Not only do electronics become obsolete quickly, but they also depreciate faster than, say, furniture. With users having no incentive to maintain them well, the maintenance costs for companies stack up. Customer returns of faulty products only add to the chaos, throwing costs out of whack. “In two instances, the fridge we got didn’t work and we had to return it. Finally, what we got had dents, but at least it works fine,” said Satyajeet.
Some, like RentoMojo, even allow users to eventually buy the rented items to recover costs sooner, even at the risk of undermining the rental concept altogether.
The puzzle that management strives to solve
Redeployment is a part of the larger inventory management puzzle these companies have to solve. At any time, said the RentoMojo executive, it needs to have inventory worth 3-4 months in order to make deliveries in 3-4 days. “So capex (capital expenditure) gets locked in for demand that comes four months later,” said the employee quoted above.
RentoMojo earned Rs 35.5 crore ($5.1 million) for the financial year ended March 2018, a 162% growth over the previous year. Furlenco’s revenue for the same year was at Rs 38 crore ($5.5 million), growing 82%. Karimpana said, this year it will hit the Rs 100 crore ($14.5 million) revenue mark.
As with any credit cycle that takes 4-5 years to know if the loans you gave were returned, these companies are in that make-or-break stage now. “It takes time for assets to be created and deployed, so now you will see the tipping point,” says Karimpana. Both RentoMojo and Furlenco are in the middle of raising funds. But while funding can help tip the scales, the real difference is when the money meets the mindset.
The rental carrot for customers
In India, ownership has been associated with pride. Used goods, on the other hand, come with a tinge of discomfort. One of the millennials we spoke to for the story didn’t want to be quoted because he was “embarrassed” by the number of things he rented.

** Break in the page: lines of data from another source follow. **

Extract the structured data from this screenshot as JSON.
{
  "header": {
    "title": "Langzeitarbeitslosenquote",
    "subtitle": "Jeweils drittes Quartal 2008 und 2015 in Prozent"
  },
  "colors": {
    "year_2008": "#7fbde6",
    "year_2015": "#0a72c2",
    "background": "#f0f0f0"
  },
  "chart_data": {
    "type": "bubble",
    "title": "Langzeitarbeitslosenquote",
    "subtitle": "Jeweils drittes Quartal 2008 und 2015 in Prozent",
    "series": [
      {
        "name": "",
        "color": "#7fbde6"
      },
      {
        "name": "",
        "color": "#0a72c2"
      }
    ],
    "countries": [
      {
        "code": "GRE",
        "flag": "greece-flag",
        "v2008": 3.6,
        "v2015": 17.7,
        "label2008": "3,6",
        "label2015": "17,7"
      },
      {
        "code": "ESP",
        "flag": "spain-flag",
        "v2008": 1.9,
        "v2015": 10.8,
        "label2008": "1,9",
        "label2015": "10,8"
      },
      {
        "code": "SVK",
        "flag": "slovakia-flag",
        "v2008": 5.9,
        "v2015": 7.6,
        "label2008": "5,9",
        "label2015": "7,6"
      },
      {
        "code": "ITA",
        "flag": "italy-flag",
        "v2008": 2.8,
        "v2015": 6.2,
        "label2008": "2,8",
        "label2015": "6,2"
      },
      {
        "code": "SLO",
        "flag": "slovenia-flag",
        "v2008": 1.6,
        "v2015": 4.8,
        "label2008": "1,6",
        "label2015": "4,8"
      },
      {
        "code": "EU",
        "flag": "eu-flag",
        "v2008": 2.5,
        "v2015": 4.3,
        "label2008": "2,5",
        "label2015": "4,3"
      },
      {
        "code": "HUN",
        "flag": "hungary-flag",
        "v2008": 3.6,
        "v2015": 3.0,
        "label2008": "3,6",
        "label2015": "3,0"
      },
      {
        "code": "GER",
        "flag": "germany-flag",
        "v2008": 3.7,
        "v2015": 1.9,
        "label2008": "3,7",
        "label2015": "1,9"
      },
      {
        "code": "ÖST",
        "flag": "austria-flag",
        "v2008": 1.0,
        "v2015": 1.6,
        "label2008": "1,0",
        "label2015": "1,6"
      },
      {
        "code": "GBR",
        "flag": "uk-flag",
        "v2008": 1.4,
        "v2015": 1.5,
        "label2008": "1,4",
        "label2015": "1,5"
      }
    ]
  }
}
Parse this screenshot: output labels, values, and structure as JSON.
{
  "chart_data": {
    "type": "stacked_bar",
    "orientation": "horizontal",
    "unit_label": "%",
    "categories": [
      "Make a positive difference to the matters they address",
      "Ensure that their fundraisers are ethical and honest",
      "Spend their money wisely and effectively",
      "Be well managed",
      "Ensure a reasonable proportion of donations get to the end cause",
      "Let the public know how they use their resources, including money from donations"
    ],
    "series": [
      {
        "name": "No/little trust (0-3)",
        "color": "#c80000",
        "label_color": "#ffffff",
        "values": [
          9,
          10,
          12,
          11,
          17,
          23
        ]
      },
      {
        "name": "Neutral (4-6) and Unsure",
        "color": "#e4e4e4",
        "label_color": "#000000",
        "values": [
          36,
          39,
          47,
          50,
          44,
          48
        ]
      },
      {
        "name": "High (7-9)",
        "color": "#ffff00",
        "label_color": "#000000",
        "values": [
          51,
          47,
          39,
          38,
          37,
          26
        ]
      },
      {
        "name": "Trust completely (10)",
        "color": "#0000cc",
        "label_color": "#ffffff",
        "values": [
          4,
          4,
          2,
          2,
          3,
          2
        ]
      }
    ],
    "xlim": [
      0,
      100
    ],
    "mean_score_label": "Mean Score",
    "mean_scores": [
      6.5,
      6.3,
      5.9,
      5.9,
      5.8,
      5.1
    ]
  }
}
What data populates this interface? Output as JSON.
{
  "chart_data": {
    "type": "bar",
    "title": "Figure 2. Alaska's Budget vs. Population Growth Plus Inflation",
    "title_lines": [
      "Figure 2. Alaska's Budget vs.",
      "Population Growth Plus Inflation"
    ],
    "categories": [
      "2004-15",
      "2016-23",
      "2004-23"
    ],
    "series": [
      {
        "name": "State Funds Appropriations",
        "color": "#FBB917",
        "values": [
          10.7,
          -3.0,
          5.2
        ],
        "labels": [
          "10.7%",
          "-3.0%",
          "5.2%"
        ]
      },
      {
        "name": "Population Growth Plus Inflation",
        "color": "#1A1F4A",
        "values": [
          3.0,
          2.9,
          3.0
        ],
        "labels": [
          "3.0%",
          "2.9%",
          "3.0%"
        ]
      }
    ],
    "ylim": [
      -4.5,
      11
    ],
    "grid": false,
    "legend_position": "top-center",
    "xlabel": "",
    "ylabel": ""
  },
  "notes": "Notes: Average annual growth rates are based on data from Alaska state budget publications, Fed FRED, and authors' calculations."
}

Rental companies are counting on sheer convenience overcoming these notions. And the spending power of the new workforce is what is driving these companies to pursue this hard-to-crack business. “Millennials today earn well and would rather spend on experiences instead of locking all their capital in assets which eventually will not appreciate in value,” said Karimpana.
This behavior shift is likely to be driven through new-age products. Ather’s electric two-wheeler, for example, costs Rs 1,22,000 ($1,777). In February, it offered a leasing option to make it more accessible to millennials enamored by its eco-friendliness but wary of its price tag.
Already, salespeople at the Ather Experience Centre in Bengaluru say that about 10-13% of customers opt to lease the bikes instead. Ather has partnered with a leasing startup called Autovert for this. Autovert pays the entire on-road price of the scooter to Ather, takes ownership of it and all the responsibilities that come along with this. It handles the insurance cost, processing fee, and service cost. All for a monthly fixed rental amount from the user, including a refundable deposit.
Impact of the Electric Vehicles
Uday Disley, Autovert’s founder, believes electric vehicles (EVs) are particularly suited to a leasing model. “The battery deteriorates faster than the vehicle, and it makes for 30% of the vehicle cost. So how can financing address that anxiety?” he asks.
But different categories behave differently while renting.
For instance, when a consumer buys a scooter on loan, she spends more than double the money she would have if she rented it. However, the expense of ownership shrinks to a little less than a third of the cost of renting if she sells it after the first year. In this case, rental platforms and leasers are counting on the disorganized resale market playing to their advantage.
A water purifier, on the other hand, which costs around Rs 15,000 ($218.5), shows a different result. Even if the owner ends up selling the purifier at the end of one year, she will end up spending way more than a consumer who leased one as the service and maintenance costs associated with it are high.